Ezekiel

One of my characters uses Bible verses in her magic, like when she needs to create a circle of salt strong enough to hold any unknown being, she gets all “If the salt has lost its power, how shall it be made salty again? The only thing it is good for is to be cast out.” Which, of course, I love because it’s a Violent Femmes song.

But of course, since I spent all that time reading up on Appalachian folklore, I remembered that there was a Bible verse the mountain folks use to stop bleeding and it came up in writing today, so I went in search of it. Turns out that it’s Ezekiel 16:6–“And when I passed by you and saw you polluted in your own blood, I said unto you, ‘Live.’ When you were in your blood, ‘Live.’ Yes, I said unto you when you were in your blood, ‘Live.’”–but I got distracted by the story of Oholah and Oholibah, which is… you know… not the kind of thing you expect to be skipping gayly along in your Bible and stumble across.

Wow.

But, as you might have guessed, Gordon Gano’s got a song about that, too. Um, I guess, if you’re not familiar with Oholah and Oholibah, I’ll trigger-warn you on this. Though in fairness, the song is only five minutes of “You and your sister fucked horses. I hate you. Love, God.” where as Ezekiel 23 is a whole chapter of “You and your sister fucked horses.
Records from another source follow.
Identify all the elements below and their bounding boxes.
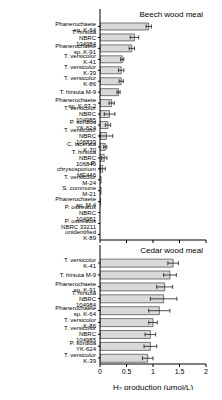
svg-text:T. hirsuta M-9: T. hirsuta M-9: [60, 272, 97, 278]
svg-text:0: 0: [98, 368, 102, 375]
svg-text:T. hirsuta M-9: T. hirsuta M-9: [60, 89, 97, 95]
svg-text:1: 1: [151, 368, 155, 375]
svg-text:P. sordidaYK-624: P. sordidaYK-624: [70, 340, 97, 352]
svg-text:T. versicolorK-41: T. versicolorK-41: [64, 257, 97, 269]
svg-text:unidentifiedK-89: unidentifiedK-89: [65, 229, 96, 241]
svg-text:Phanerochaetesp. K-64: Phanerochaetesp. K-64: [55, 305, 96, 317]
svg-text:0.5: 0.5: [122, 368, 132, 375]
svg-text:2: 2: [204, 368, 208, 375]
svg-text:1.5: 1.5: [175, 368, 185, 375]
svg-text:T. versicolorK-39: T. versicolorK-39: [64, 352, 97, 364]
svg-text:H₂ production (μmol/L): H₂ production (μmol/L): [113, 383, 194, 390]
svg-text:T. versicolorK-86: T. versicolorK-86: [64, 75, 97, 87]
svg-text:T. hirsutaNBRC106840: T. hirsutaNBRC106840: [72, 149, 97, 167]
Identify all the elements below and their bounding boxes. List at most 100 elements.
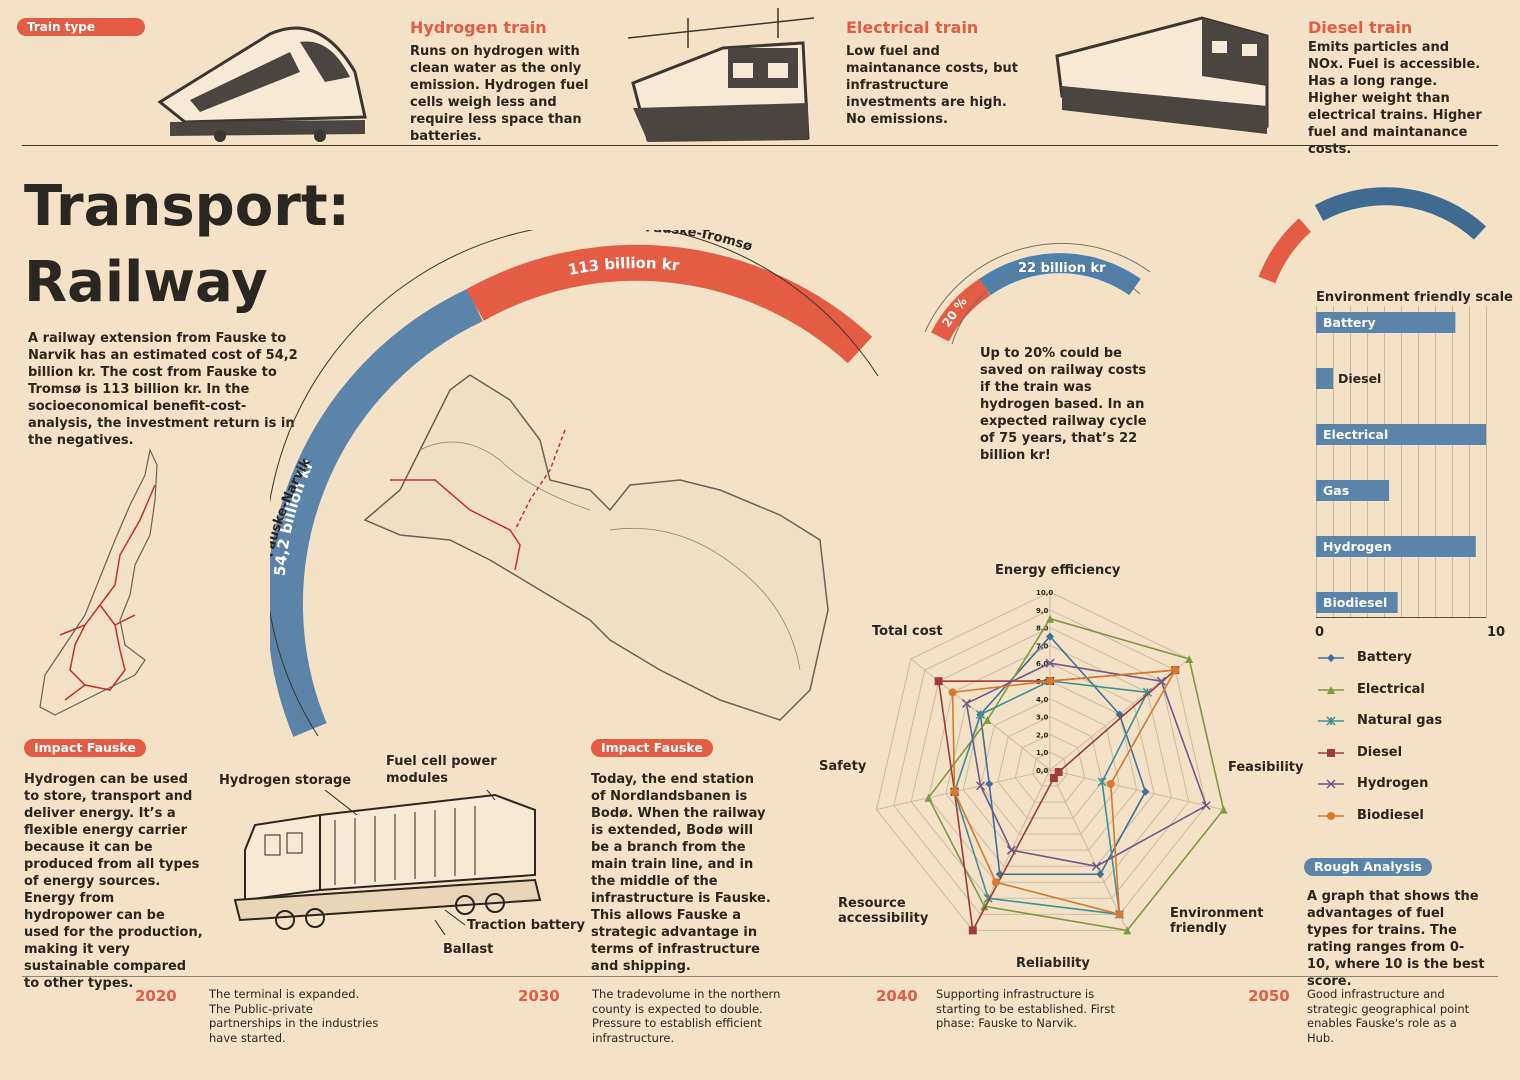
- radar-point: [1123, 926, 1132, 935]
- radar-chart: 0,01,02,03,04,05,06,07,08,09,010,0: [875, 589, 1228, 935]
- radar-gridline: [910, 627, 1190, 899]
- radar-point: [1046, 632, 1054, 641]
- hydrogen-locomotive-illustration: [233, 790, 542, 936]
- radar-point: [1156, 676, 1166, 686]
- radar-point: [1327, 748, 1335, 757]
- radar-point: [1141, 787, 1150, 796]
- legend-marker: [1318, 811, 1344, 820]
- radar-point: [1054, 767, 1063, 776]
- impact-badge-2: Impact Fauske: [591, 739, 713, 757]
- radar-point: [983, 716, 992, 725]
- scale-bar-diesel: [1316, 368, 1333, 389]
- impact-text-1: Hydrogen can be used to store, transport…: [24, 772, 203, 991]
- timeline-year-2020: 2020: [135, 987, 177, 1005]
- timeline-year-2030: 2030: [518, 987, 560, 1005]
- timeline-text-2040: Supporting infrastructure is starting to…: [936, 987, 1115, 1030]
- radar-point: [1097, 777, 1107, 787]
- diesel-train-title: Diesel train: [1308, 18, 1413, 37]
- radar-gridline: [945, 662, 1155, 867]
- radar-series-line: [927, 617, 1225, 932]
- scale-bar-electrical: [1316, 424, 1486, 445]
- axis-label-environment-friendly: Environment friendly: [1170, 906, 1264, 936]
- radar-series-line: [937, 669, 1178, 933]
- radar-point: [1327, 811, 1335, 820]
- loco-label-battery: Traction battery: [467, 918, 585, 933]
- scale-chart: Battery Diesel Electrical Gas Hydrogen Biodie…: [1316, 306, 1487, 618]
- radar-point: [934, 677, 943, 686]
- legend-marker: [1318, 716, 1344, 726]
- radar-gridline: [927, 644, 1173, 883]
- axis-label-safety: Safety: [819, 759, 867, 774]
- page-title-line1: Transport:: [24, 174, 350, 239]
- radar-point: [924, 793, 933, 802]
- axis-label-energy-efficiency: Energy efficiency: [995, 563, 1121, 578]
- timeline-text-2020: The terminal is expanded. The Public-pri…: [209, 987, 379, 1045]
- hydrogen-train-text: Runs on hydrogen with clean water as the…: [410, 44, 589, 144]
- timeline-text-2030: The tradevolume in the northern county i…: [592, 987, 781, 1045]
- radar-point: [1327, 654, 1335, 662]
- rough-analysis-text: A graph that shows the advantages of fue…: [1307, 889, 1485, 989]
- train-type-badge: Train type: [17, 18, 145, 36]
- legend-label: Hydrogen: [1357, 776, 1429, 791]
- hydrogen-train-illustration: [157, 26, 367, 142]
- radar-tick-label: 3,0: [1036, 714, 1049, 722]
- scale-bar-label: Gas: [1323, 483, 1349, 498]
- scale-bar-label: Diesel: [1338, 371, 1381, 386]
- scale-bar-gas: [1316, 480, 1390, 501]
- radar-tick-label: 2,0: [1036, 731, 1049, 739]
- diesel-train-illustration: [1055, 16, 1269, 134]
- radar-point: [1046, 677, 1054, 685]
- radar-point: [991, 878, 1000, 887]
- scale-bar-label: Battery: [1323, 315, 1376, 330]
- legend-marker: [1318, 654, 1344, 662]
- legend-label: Electrical: [1357, 681, 1425, 697]
- loco-label-fuelcell: Fuel cell power modules: [386, 754, 497, 786]
- radar-series-hydrogen: [961, 658, 1211, 871]
- scale-title: Environment friendly scale: [1316, 290, 1513, 305]
- axis-label-total-cost: Total cost: [872, 624, 943, 639]
- loco-label-ballast: Ballast: [443, 942, 494, 957]
- radar-tick-label: 10,0: [1036, 589, 1053, 597]
- legend-label: Biodiesel: [1357, 807, 1424, 823]
- radar-tick-label: 8,0: [1036, 625, 1049, 633]
- radar-series-line: [953, 680, 1149, 916]
- axis-label-feasibility: Feasibility: [1228, 760, 1304, 775]
- savings-text: Up to 20% could be saved on railway cost…: [980, 346, 1147, 463]
- radar-point: [1091, 861, 1101, 871]
- radar-point: [1049, 774, 1058, 783]
- cost-arc: 54,2 billion kr 113 billion kr Fauske-Na…: [270, 230, 879, 737]
- scale-bar-hydrogen: [1316, 536, 1476, 557]
- radar-gridline: [997, 716, 1103, 819]
- radar-point: [968, 926, 977, 935]
- radar-point: [1106, 779, 1115, 788]
- radar-point: [1326, 716, 1336, 726]
- scale-axis-max: 10: [1487, 625, 1506, 640]
- timeline-text-2050: Good infrastructure and strategic geogra…: [1307, 987, 1470, 1045]
- radar-point: [1201, 801, 1211, 811]
- radar-series-line: [951, 669, 1177, 916]
- radar-gridline: [962, 680, 1138, 851]
- radar-point: [1219, 805, 1228, 814]
- scale-bar-label: Hydrogen: [1323, 539, 1392, 554]
- radar-point: [1171, 666, 1180, 675]
- radar-point: [1327, 685, 1335, 694]
- legend-marker: [1318, 779, 1344, 789]
- radar-series-electrical: [924, 614, 1228, 935]
- hydrogen-train-title: Hydrogen train: [410, 18, 547, 37]
- legend-label: Battery: [1357, 650, 1412, 665]
- electrical-train-illustration: [628, 8, 814, 142]
- radar-tick-label: 6,0: [1036, 660, 1049, 668]
- radar-point: [975, 709, 985, 720]
- diesel-train-text: Emits particles and NOx. Fuel is accessi…: [1308, 40, 1482, 157]
- radar-point: [950, 787, 959, 796]
- radar-point: [1185, 655, 1194, 664]
- radar-series-line: [965, 662, 1208, 868]
- electrical-train-text: Low fuel and maintanance costs, but infr…: [846, 44, 1018, 127]
- intro-text: A railway extension from Fauske to Narvi…: [28, 331, 298, 448]
- scale-bar-label: Electrical: [1323, 427, 1388, 442]
- radar-point: [980, 902, 989, 911]
- scale-axis-min: 0: [1315, 625, 1325, 640]
- legend-label: Natural gas: [1357, 713, 1443, 728]
- radar-point: [948, 688, 957, 697]
- radar-tick-label: 9,0: [1036, 607, 1049, 615]
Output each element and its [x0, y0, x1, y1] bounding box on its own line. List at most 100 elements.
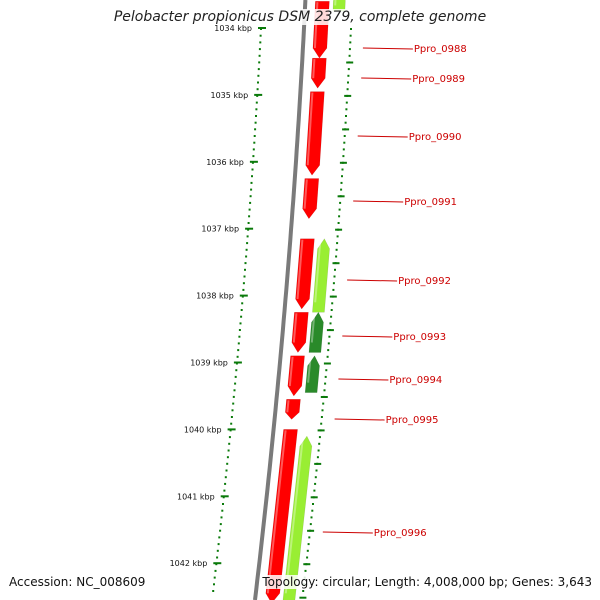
ruler-minor-tick	[252, 148, 255, 151]
ruler-right-tick	[335, 228, 343, 231]
ruler-minor-tick	[213, 583, 215, 586]
gene-arrow-highlight	[288, 356, 294, 387]
gene-label[interactable]: Ppro_0993	[393, 332, 446, 343]
ruler-minor-tick	[246, 235, 249, 238]
forward-gene-arrow[interactable]	[291, 312, 309, 353]
ruler-major-tick	[245, 227, 254, 230]
ruler-tick-label: 1039 kbp	[190, 359, 228, 368]
ruler-minor-tick	[238, 329, 241, 331]
ruler-right-tick	[326, 329, 334, 332]
gene-label-leader	[342, 335, 393, 338]
gene-label-leader	[322, 531, 373, 534]
ruler-minor-tick	[242, 288, 245, 291]
ruler-minor-tick	[240, 315, 243, 318]
ruler-minor-tick	[336, 235, 339, 238]
ruler-minor-tick	[306, 556, 309, 559]
ruler: 1034 kbp 1035 kbp 1036 kbp 1037 kbp 1038 kbp…	[170, 24, 354, 599]
gene-label[interactable]: Ppro_0988	[414, 44, 467, 55]
ruler-minor-tick	[340, 181, 343, 184]
ruler-right-tick	[346, 61, 354, 64]
ruler-minor-tick	[320, 416, 323, 418]
ruler-minor-tick	[321, 409, 324, 412]
forward-gene-arrow[interactable]	[295, 238, 315, 310]
gene-arrow-highlight	[284, 436, 304, 594]
gene-label[interactable]: Ppro_0989	[412, 74, 465, 85]
ruler-minor-tick	[255, 108, 258, 111]
reverse-gene-arrow[interactable]	[282, 435, 313, 600]
ruler-minor-tick	[248, 215, 251, 218]
ruler-minor-tick	[313, 489, 316, 492]
ruler-minor-tick	[324, 375, 327, 378]
ruler-minor-tick	[230, 422, 233, 425]
ruler-tick-label: 1037 kbp	[201, 225, 239, 234]
forward-gene-arrow[interactable]	[265, 429, 298, 600]
gene-label-leader	[361, 77, 412, 80]
ruler-minor-tick	[249, 201, 252, 204]
gene-label[interactable]: Ppro_0994	[389, 375, 442, 386]
gene-label-leader	[357, 135, 408, 138]
ruler-minor-tick	[248, 208, 251, 211]
ruler-minor-tick	[218, 536, 221, 539]
reverse-gene-arrow[interactable]	[308, 311, 324, 353]
gene-label-leader	[362, 47, 413, 50]
ruler-minor-tick	[257, 74, 260, 77]
forward-gene-arrow[interactable]	[310, 57, 327, 89]
ruler-minor-tick	[328, 335, 331, 338]
ruler-minor-tick	[252, 155, 255, 158]
ruler-minor-tick	[338, 208, 341, 211]
ruler-minor-tick	[304, 569, 307, 572]
ruler-minor-tick	[237, 349, 240, 352]
ruler-minor-tick	[258, 48, 261, 51]
gene-track	[265, 0, 346, 600]
forward-gene-arrow[interactable]	[287, 355, 305, 397]
ruler-minor-tick	[225, 469, 228, 472]
ruler-minor-tick	[331, 302, 334, 305]
forward-gene-arrow[interactable]	[305, 91, 325, 176]
gene-label[interactable]: Ppro_0996	[374, 528, 427, 539]
ruler-minor-tick	[336, 242, 339, 245]
ruler-minor-tick	[251, 168, 254, 171]
ruler-minor-tick	[251, 175, 253, 178]
ruler-minor-tick	[316, 456, 319, 459]
ruler-minor-tick	[345, 115, 347, 117]
ruler-minor-tick	[339, 201, 342, 204]
ruler-right-tick	[310, 496, 318, 499]
ruler-minor-tick	[240, 309, 243, 311]
ruler-minor-tick	[223, 489, 226, 492]
ruler-minor-tick	[320, 422, 323, 425]
forward-gene-arrow[interactable]	[285, 399, 301, 420]
ruler-minor-tick	[228, 442, 231, 445]
ruler-minor-tick	[235, 369, 238, 372]
gene-label[interactable]: Ppro_0992	[398, 276, 451, 287]
gene-arrow-highlight	[312, 59, 316, 79]
gene-label[interactable]: Ppro_0995	[386, 415, 439, 426]
ruler-minor-tick	[332, 288, 335, 291]
ruler-minor-tick	[234, 382, 237, 385]
gene-label[interactable]: Ppro_0990	[409, 132, 462, 143]
ruler-minor-tick	[337, 222, 340, 224]
ruler-minor-tick	[314, 476, 317, 479]
ruler-right-tick	[339, 161, 347, 164]
ruler-minor-tick	[338, 215, 341, 218]
ruler-minor-tick	[250, 188, 253, 191]
ruler-major-tick	[249, 160, 258, 163]
ruler-tick-label: 1035 kbp	[210, 91, 248, 100]
ruler-minor-tick	[325, 369, 328, 372]
ruler-minor-tick	[342, 148, 345, 151]
ruler-right-tick	[329, 295, 337, 298]
ruler-minor-tick	[327, 349, 330, 352]
reverse-gene-arrow[interactable]	[304, 355, 320, 393]
ruler-minor-tick	[346, 88, 349, 91]
ruler-right-tick	[299, 596, 307, 599]
ruler-minor-tick	[335, 248, 338, 251]
forward-gene-arrow[interactable]	[302, 178, 320, 220]
ruler-minor-tick	[254, 128, 257, 131]
ruler-minor-tick	[306, 549, 309, 552]
ruler-minor-tick	[332, 282, 335, 285]
ruler-minor-tick	[254, 121, 257, 124]
gene-label[interactable]: Ppro_0991	[404, 197, 457, 208]
ruler-minor-tick	[222, 503, 224, 505]
map-title: Pelobacter propionicus DSM 2379, complet…	[0, 9, 600, 25]
ruler-minor-tick	[309, 523, 312, 526]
I hate you. Love, God.” So, click carefully.

Reminds Me of the Dreaming Dead

I have jumped through a particularly difficult narrative hoop, poorly. I am, honestly, writing the most ridiculous Civil War-era book ever. And I’m trying out titles, just for fun. Last night I was thinking something like On Spruce Street in Nashville and all day yesterday I was toying with something from “Long Black Veil” and couldn’t quite make it work. Today I’m trying on Remind Me of the Dreaming Dead. I kind of really love it. It’s weird. You know there are going to be dead people and I feel like it gets at what I’m trying to accomplish narratively, where it’s not clear if this is a legend or a memory or a dream.

We’ll see. I’m nowhere near the end and I may change my mind. It’s not like Flock, where when Bridgett pointed out that should be the name it was like “Yep, there are all my themes.”

This next part has to be genuinely scary and, frankly, I don’t think I’m a good scary writer. Creepy. Yes. I think I can do creepy well. But out and out scary? I don’t know.

But it’s good to stretch myself, right?